Ambitious interconnection plans could transform Europe
Europe recently approved studies for energy infrastructure plans that could transform its energy market and boost renewable investments. Electricity interconnection plans specifically between U.K. and France, and Greece, Cyprus and Israel stand out.
The EU’s Innovation and Networks Executive Agency (INEA) has awarded the first 15 of a total 34 energy infrastructure projects that will receive a cumulative funding of EUR 647 mln to cover expenses for their preliminary studies (e.g. regulatory or environmental studies).
The projects, said the European Commission, aim to upgrade existing and develop new energy transmission infrastructure required to promote Europe’s energy security and “will also support the deployment of large-scale renewable energy”.
All 34 plans are part of the 248 Projects of Common Interest (PCIs) selected by the European Commission to step up the bloc’s internal energy market. PCIs may benefit from accelerated licensing procedures, improved regulatory conditions and access to funding totalling EUR 5.85 bln between 2014 and 2020. The first tranche of financial support (EUR 647 mln) allocated to PCIs regards the 34 projects is to be awarded by INEA.
PCIs are divided into three broad categories: electricity infrastructure, gas infrastructure and smart grids. Of the recently awarded projects, the following two stand out for their ambition and potential effectiveness in the electricity sector.
France’s policy decision to reduce the share of nuclear power in the country’s electricity generation mix from 75% to 50% by 2025 means the ElecLink project will prove beneficial.
Presently, France and the U.K. connected via an existing 2 GW link.
The EuroAsia Interconnector is largely ambitious in that it aims to interconnect Europe with Asia, extending the European energy market beyond its borders. It can also be hugely effective for Israel and Cyprus since both countries are energy islands; neither Israel’s nor Cyprus’ electricity networks are linked to neighbouring countries.

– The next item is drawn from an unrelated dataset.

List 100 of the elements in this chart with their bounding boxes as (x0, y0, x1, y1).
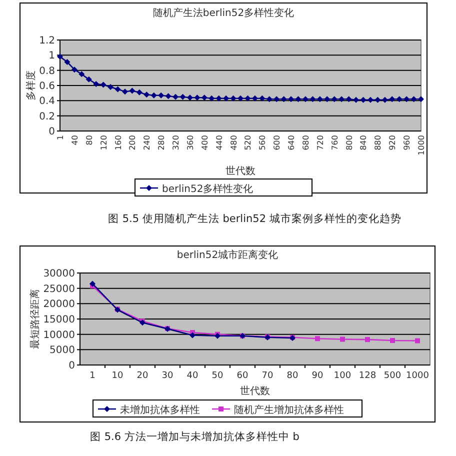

The interconnector will also benefit Greece. The country’s previous administration had fought for the project to be included in the PCIs list saying that it could strengthen it geopolitically and improve the economy, introducing competition in the energy market, and thus reducing the overall electricity costs.
However, Greece’s new government does not seem quite so enthusiastic. The recent INEA decision was ignored by the press office of the Greek energy ministry, which publishes press releases on various minor issues. Greece’s new administration is also very protective of the national electricity incumbent, the PPC/DEH utility, and fights the Commission plans for increasing energy competition.
Currently, the EuroAsia Interconnector seems more politically troubled than technically. But since governments continuously change and Greece specifically appears to have national elections every two years or so, this largely significant plan may likely materialise.